Years of underwhelming pipeline performance and a weak pandemic showing have left Glaxosmithkline one of big pharma’s laggards. Executives now face a massive test at an investor event on Wednesday, at which they will try to reset expectations and convince shareholders about new growth targets.
Investors will essentially be asked to keep the faith in the company's existing strategy, Evaluate Vantage understands. Despite pressure from an activist investor Glaxo apparently remains convinced that vaccines and HIV are integral parts of the pharmaceuticals unit, which will become a standalone business once its consumer arm is cut adrift. The outlook for "new GSK" needs to convince, however, or pressure to make bigger changes could grow.
Glaxo’s stock hit a decade low earlier this year after a series of pipeline misfires, mounting concerns about a lack of new growth drivers and an admission that the company’s dividend was to be cut. This spurred speculation that bigger changes were needed, on top of the spin-out of the consumer unit announced back in 2018.
Analysts at SVB Leerink asked whether vaccines would be better served as an independent company, saying that the division seemed to be an "afterthought" compared with oncology. Then the activist investor Elliott Management amassed a stake in Glaxo and was said to be agitating for change, which was initially thought to refer to big organisational transformation.
Elliott has never made specific demands public, but recent reports have suggested that the fund has backed off from pushing for major restructuring or spin-offs, or for Glaxo to be put up for sale. Post Brexit, the UK pharma giant could expect substantial support from a Conservative government keen to retain large, multinational businesses with deep roots in the country.
Investors who spoke to Evaluate Vantage said that, for now, there is support for Glaxo to keep the fast-growing vaccines business and incredibly profitable HIV arm – the Viiv joint venture owned with Shionogi and Pfizer. This is largely because what would be left would have a very low valuation.
Activist investors could have another target in mind, however: Emma Walmsley, who has been chief executive for four years. While it could be argued that she inherited a weak pipeline, Glaxo’s poor pandemic response happened on her watch; criticisms have also included the slow pace of the consumer spin-out.
Exactly how the consumer unit will be separated will be a major focus this week, with either a demerger or IPO – or some combination of the two – likely. And, while many investors will hope for a windfall, the company will also be keen to generate as much cash as possible, to help rebuild the pharma unit's pipeline.
As such, the depth of the dividend cut is also keenly awaited, with some analysts estimating that the payout could effectively be slashed in half next year. While this is disappointing to investors who rely on such regular payouts, others accept it as necessary pain to buy in future revenue streams.

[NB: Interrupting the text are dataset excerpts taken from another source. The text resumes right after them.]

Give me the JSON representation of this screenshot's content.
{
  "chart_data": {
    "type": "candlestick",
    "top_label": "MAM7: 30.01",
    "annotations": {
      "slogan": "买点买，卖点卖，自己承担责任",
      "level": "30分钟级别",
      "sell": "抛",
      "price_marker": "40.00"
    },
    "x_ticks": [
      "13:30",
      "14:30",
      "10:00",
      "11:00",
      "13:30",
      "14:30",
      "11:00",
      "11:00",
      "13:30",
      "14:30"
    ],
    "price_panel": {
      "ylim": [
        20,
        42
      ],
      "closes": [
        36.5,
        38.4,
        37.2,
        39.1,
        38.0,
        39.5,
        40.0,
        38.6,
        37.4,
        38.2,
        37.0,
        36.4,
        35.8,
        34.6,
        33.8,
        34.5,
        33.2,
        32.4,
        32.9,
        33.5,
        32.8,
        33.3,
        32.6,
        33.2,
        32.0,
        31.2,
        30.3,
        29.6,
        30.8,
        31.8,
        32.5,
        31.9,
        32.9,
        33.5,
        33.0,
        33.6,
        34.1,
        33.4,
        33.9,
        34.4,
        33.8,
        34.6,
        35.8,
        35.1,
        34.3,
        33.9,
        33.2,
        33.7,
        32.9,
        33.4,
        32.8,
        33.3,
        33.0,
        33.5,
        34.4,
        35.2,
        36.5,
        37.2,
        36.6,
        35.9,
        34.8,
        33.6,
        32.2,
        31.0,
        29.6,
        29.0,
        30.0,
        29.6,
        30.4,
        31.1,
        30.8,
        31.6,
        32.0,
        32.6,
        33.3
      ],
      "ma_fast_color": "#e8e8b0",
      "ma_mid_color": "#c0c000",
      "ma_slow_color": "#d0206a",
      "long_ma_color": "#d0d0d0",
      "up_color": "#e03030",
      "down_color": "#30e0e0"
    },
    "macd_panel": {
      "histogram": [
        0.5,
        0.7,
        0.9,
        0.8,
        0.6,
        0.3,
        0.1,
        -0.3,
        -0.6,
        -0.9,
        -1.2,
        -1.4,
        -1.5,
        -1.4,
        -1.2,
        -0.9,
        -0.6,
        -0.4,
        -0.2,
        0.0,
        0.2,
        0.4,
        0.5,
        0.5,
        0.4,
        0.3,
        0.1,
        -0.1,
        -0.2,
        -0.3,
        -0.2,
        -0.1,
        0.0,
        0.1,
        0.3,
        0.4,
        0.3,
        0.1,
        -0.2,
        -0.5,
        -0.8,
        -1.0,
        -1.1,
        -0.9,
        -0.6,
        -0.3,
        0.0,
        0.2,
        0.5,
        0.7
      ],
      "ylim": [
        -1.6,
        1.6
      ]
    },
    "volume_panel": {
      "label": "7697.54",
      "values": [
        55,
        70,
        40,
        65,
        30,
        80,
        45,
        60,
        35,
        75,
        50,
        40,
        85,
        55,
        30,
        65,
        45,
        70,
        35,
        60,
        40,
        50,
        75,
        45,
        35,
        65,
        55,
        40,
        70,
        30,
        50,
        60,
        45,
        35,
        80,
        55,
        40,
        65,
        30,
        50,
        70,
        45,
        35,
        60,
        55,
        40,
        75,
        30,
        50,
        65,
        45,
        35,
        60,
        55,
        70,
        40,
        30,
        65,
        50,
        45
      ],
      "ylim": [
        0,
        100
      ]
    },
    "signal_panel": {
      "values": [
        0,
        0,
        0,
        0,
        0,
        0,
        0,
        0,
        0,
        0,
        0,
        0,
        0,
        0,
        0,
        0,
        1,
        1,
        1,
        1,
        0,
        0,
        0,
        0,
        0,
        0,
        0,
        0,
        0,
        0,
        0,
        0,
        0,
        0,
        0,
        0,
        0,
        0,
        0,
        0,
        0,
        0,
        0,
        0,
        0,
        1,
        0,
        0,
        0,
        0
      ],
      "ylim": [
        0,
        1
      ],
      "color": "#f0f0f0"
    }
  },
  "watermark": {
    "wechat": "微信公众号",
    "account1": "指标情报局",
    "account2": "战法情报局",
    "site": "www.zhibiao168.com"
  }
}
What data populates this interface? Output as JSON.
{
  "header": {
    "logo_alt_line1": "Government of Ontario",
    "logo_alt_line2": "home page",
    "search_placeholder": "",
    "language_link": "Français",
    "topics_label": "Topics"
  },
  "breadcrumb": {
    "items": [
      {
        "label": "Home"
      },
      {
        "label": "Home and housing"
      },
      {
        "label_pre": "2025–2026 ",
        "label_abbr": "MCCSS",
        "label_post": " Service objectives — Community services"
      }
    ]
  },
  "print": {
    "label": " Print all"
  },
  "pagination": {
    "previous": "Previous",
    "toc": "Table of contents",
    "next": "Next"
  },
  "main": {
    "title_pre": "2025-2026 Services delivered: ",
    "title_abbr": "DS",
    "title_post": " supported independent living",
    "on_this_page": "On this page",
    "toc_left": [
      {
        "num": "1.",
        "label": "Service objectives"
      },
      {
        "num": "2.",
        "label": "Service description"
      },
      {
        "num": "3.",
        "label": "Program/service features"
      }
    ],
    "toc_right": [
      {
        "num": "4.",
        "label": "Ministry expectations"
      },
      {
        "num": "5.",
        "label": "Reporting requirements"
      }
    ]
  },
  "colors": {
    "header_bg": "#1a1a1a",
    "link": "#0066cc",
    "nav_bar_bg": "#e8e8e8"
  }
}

Confidence in Glaxo’s ability to pick the right assets has been dented by the pipeline misfires, however, which have largely happened in oncology. The company has been scrambling to get back into this therapy area after selling off its cancer drug portfolio to Novartis in a 2014 asset swap.
Glaxo insiders admit that the group is struggling to make a mark in oncology, and that much needs to be done – or bought – before it can be considered a big player. The internal defence of the Novartis deal is that the franchises sold off were coming to the end of their patent life and what Glaxo got in return was of much higher quality.
But cancer is an intensely competitive area where asset prices are high. Even if the consumer sale leaves Glaxo’s pharma rump with more firepower, buying a slice of the action will not come cheaply.
On Wednesday the company will be pointing to other products that it believes can revive growth. The spectre of patent expiries adds to the pressure here, with several drugs due to fall to low-cost competition towards the end of this decade. The biggest of these is the HIV drug dolutegravir.
Dolutegravir is hugely profitable, but this will be lost in 2027. Investors are not convinced that Glaxo has the pipeline to overcome that patent cliff, a problem that will only become starker once the pharma unit stands alone. Executives have their work cut out to change this view.